In your opinion, what are some of the ways that norms around hair and standards can also be oppressive within queer communities, whether it be linked to contemporary styles, gender norms, signs of aging, etc? What might be some causes for this?

The gay community has been through a lot of oppression for a long time. We face two swords: religion and society/family. 

Not that it’s an excuse, but I see why this aggressiveness towards each other happens. I have experienced, more than enough, being shunned by other gay men for my openness, my gender-fluid style, my outspoken-ness about issues we don’t usually talk about. They project the same crocked patriarchic hate they have learned. Sometimes I put them in place, other times I choose to let them take time to heal. The trauma is major.

Images by Ahmed Umar

You’ve spoken a lot about how art can be a tool of self-expression and playfulness and a potential source of power and empowerment. Considering, however, that hair can “vanish” or be so curtailed, what other forms of “self-styling” might serve a similar purpose?

In line with the art I make, I use my body as a canvas for communicating. I come to love my body after so many years of untying the knots of insecurity. I listen to its wishes, and I actively work to create them.

That can mean a hairdo that makes heads turn, garments designed for other “genders” or whatever I feel enhances my beauty and delivers the message I want to tell. I am very preoccupied with the idea of communicating my Sudanese-ness in a broad sense. I mash things up from both female and male traditions. And I went to some forbidden zones, like the classical bridal dance outfit from my region of middle Sudan. It is very revealing, very proud, and incredibly beautiful.

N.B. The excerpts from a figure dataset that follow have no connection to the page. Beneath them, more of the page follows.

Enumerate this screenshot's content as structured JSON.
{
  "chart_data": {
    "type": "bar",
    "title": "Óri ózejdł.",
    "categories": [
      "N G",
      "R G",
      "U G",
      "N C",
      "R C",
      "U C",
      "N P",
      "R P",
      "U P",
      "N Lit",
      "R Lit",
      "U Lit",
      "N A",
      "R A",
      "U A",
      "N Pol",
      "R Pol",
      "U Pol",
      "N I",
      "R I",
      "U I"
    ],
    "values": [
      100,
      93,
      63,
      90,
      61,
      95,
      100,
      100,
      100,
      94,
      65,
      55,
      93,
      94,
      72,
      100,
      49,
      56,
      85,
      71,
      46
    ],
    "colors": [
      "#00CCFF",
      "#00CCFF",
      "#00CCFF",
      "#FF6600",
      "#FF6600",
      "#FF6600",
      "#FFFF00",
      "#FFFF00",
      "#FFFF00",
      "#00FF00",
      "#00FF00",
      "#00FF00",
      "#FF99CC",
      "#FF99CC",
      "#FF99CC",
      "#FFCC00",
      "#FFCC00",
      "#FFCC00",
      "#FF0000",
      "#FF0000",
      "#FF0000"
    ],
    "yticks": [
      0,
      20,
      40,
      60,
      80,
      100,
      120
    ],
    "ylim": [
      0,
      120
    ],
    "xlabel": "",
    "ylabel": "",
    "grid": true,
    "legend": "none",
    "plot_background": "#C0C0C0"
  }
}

And finally, how do you envision the future of the queer and trans community in the region generally, and in Sudan specifically? How does the future of your personal narrative and art fit into that vision? Do you believe in an artistic, queer thawra?

I absolutely believe in a queer revolution, or at least an evolution. Through the years that I have been out, I have seen with my own eyes how people changed. People who bullied me now ask me questions peacefully and ask for forgiveness. They didn’t have any examples of queer people.

Call me naïve, but I want to organize the Nile Pride in 2030, in Khartoum. Now we have the force of social media that spreads information very quickly. If it weren’t for the queer community in Sudan, I would never be where I am today and I would never have been as vocal about LGBTQIA+ rights.